How prepared are schools for emergencies? Dr. Silva discusses her NIJ-funded research that looked at whether or not federal guidelines were reaching schools; the levels of emergency preparedness at the state, district, and school level; what we can learn from well-prepared schools, both best practices and challenges.
SUYAPA SILVA: The goals of the study for school emergency preparedness were, first of all, to understand whether the guidelines at the federal level were reaching districts and schools. Number two, to understand the level of emergency preparedness across this country. And then number 3, to learn from well-prepared schools what are their best practices, what are their challenges, [and] what is making planning more challenging for them?
I think the unique contributions of this study are: First of all, that we were the first study to look at emergency preparedness across the country at both the state, district, and the school levels. We were able to study this from different levels, different perspectives.
We used various methods to conduct the study. At the state level, we did a review of all of the state Department of Education websites to look at what guidance they were offering. At the district level, we conducted a national survey of school districts.
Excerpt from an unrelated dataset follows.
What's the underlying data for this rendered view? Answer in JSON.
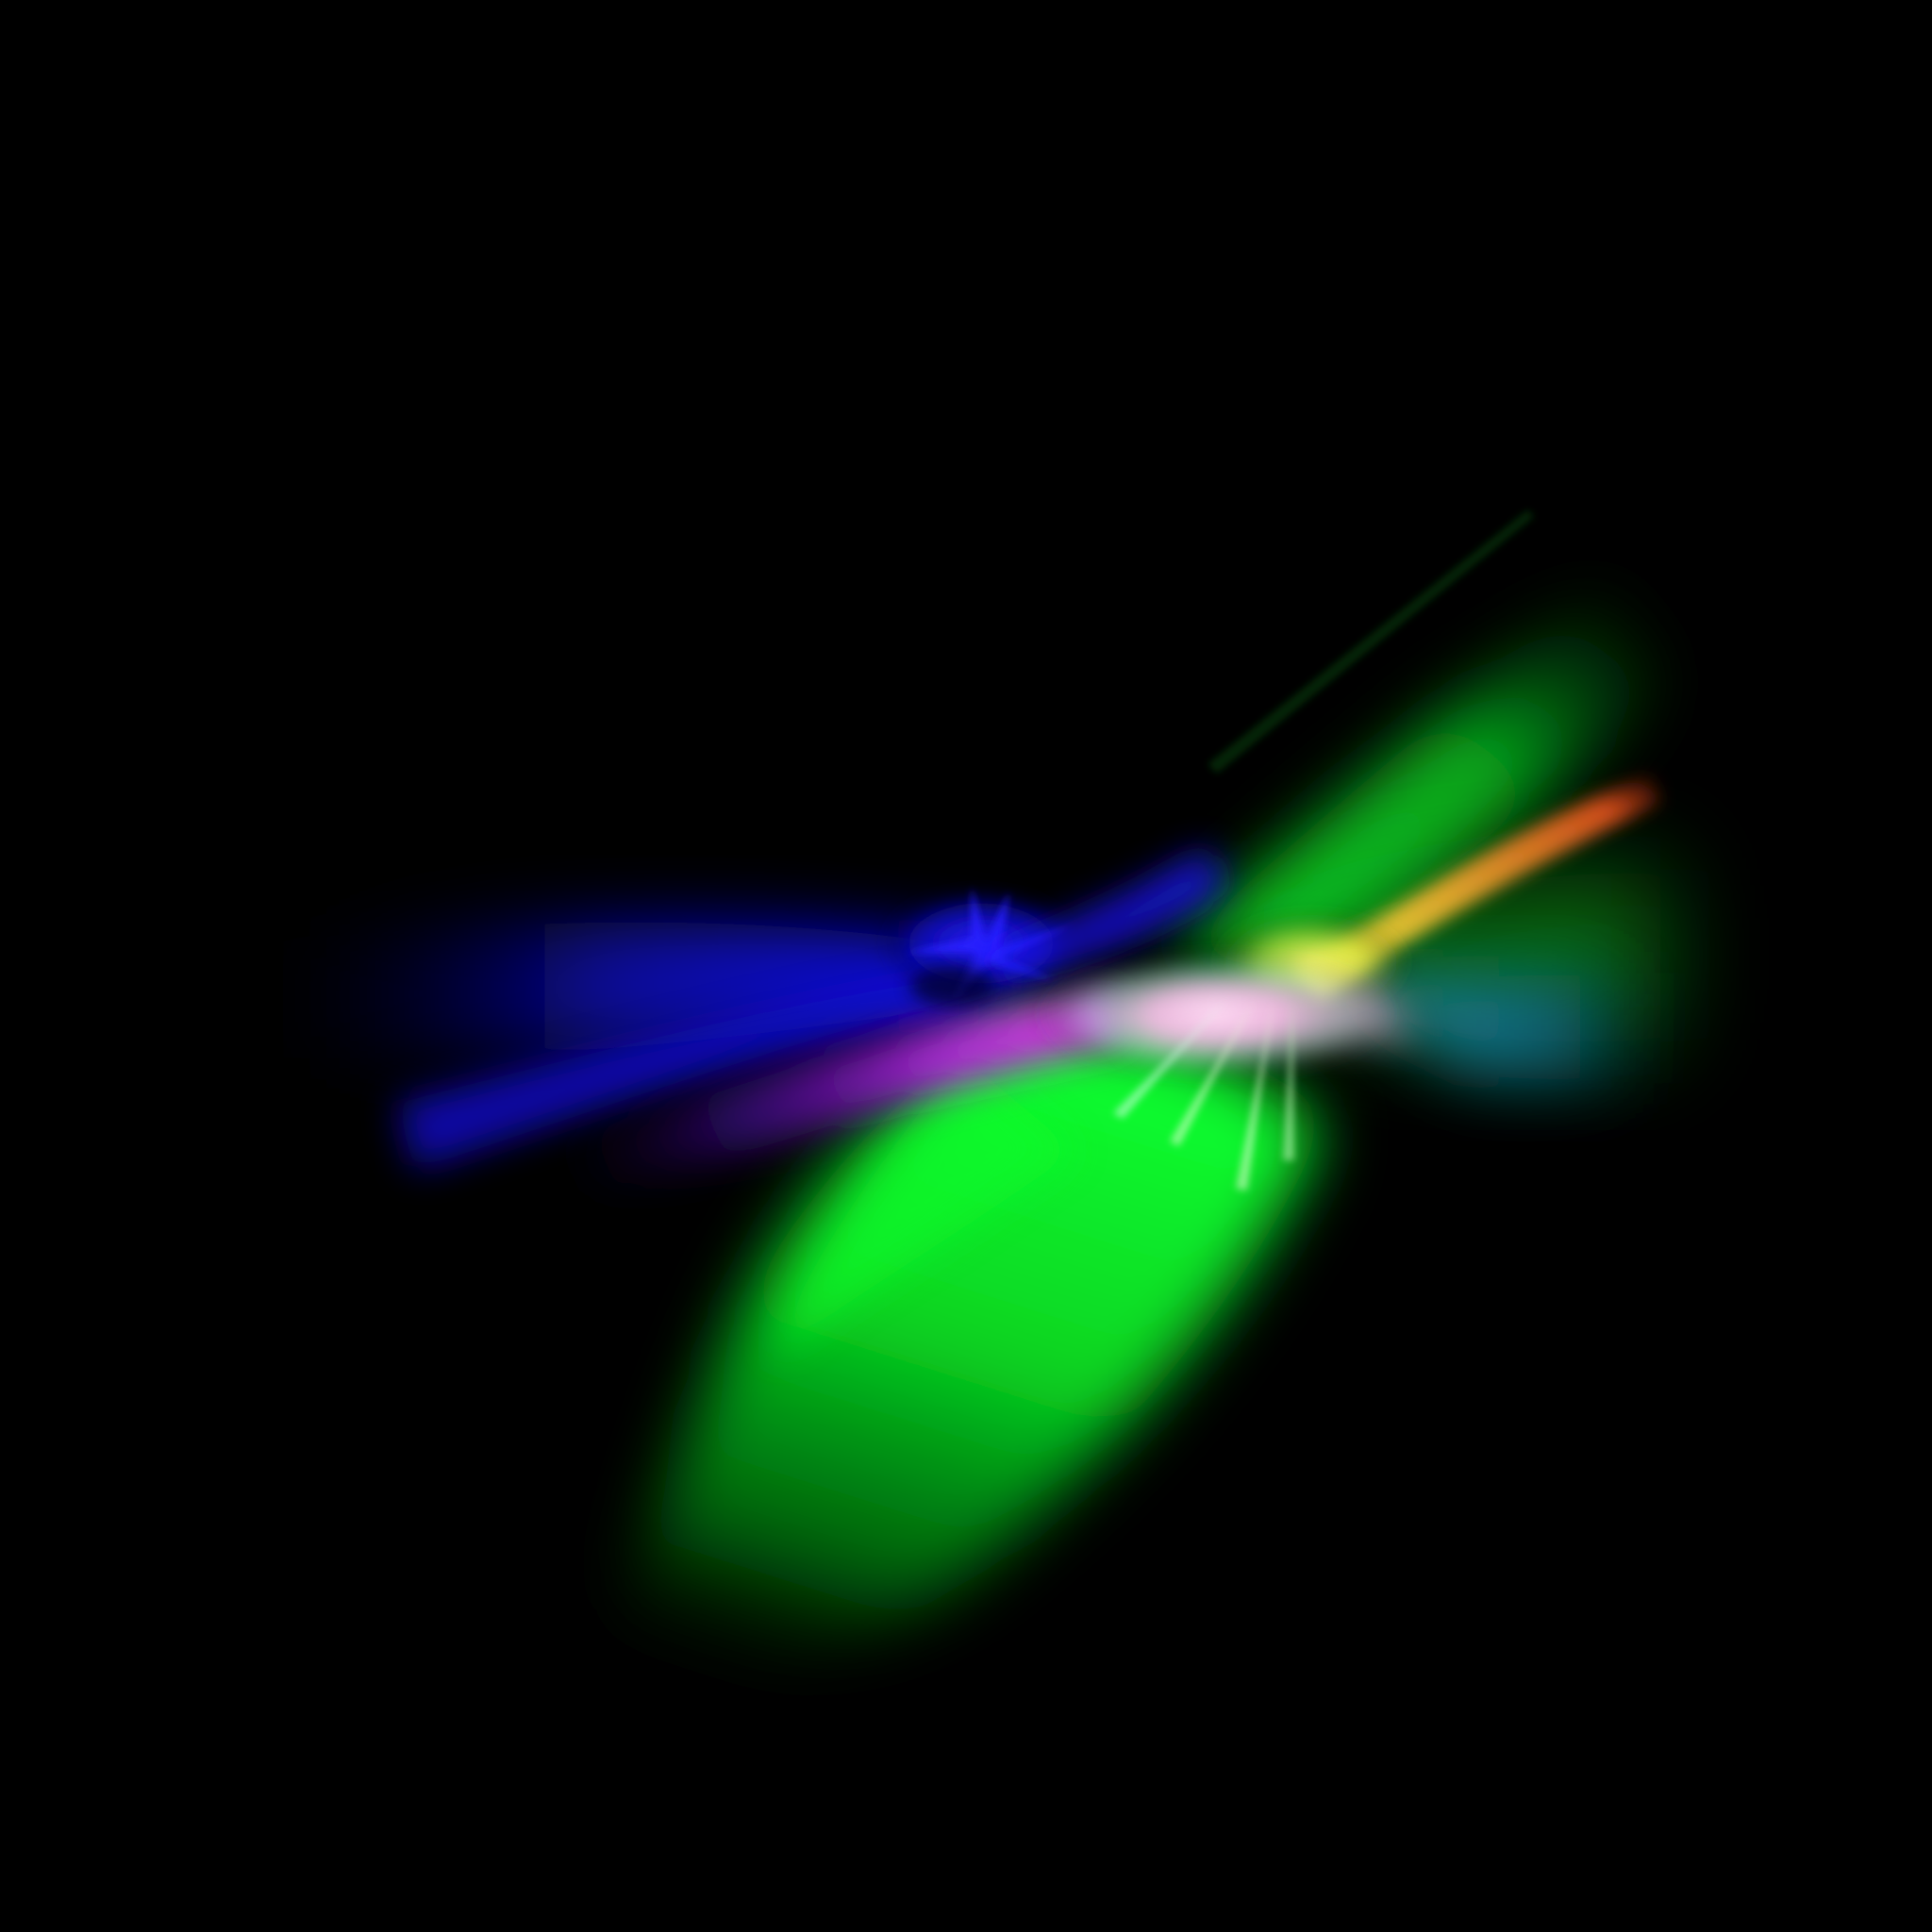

And at the school level, we interviewed well-prepared schools to learn more about best practices and challenges.
The major takeaways from our study were, first of all, that those federal guidelines are not making their way to districts in schools as we had hoped. Number two—that the level of emergency preparedness really varies by state and by [individual] characteristics. So larger states, that have larger districts, tend to have more guidelines available for schools. At the school level, we learned that even with well-prepared schools, there’s a real struggle between providing safety and security measures, and the academic priorities. And also, a struggle between making sure schools are safe and secure, but not making them feel like prisons. In general, there’s a lot of anxiety, a lot of pressure on the part of school administrators to do something about safety and security. And many of them are feeling this pressure, and just the general anxiety of the possibility of an emergency event at the school.
The NIJ funds, in particular for the CSSI that funded my project—the comprehensive safety initiative—was critical for us, my colleagues at RTI, and myself, to conduct research that we think has contributed to our knowledge of school safety.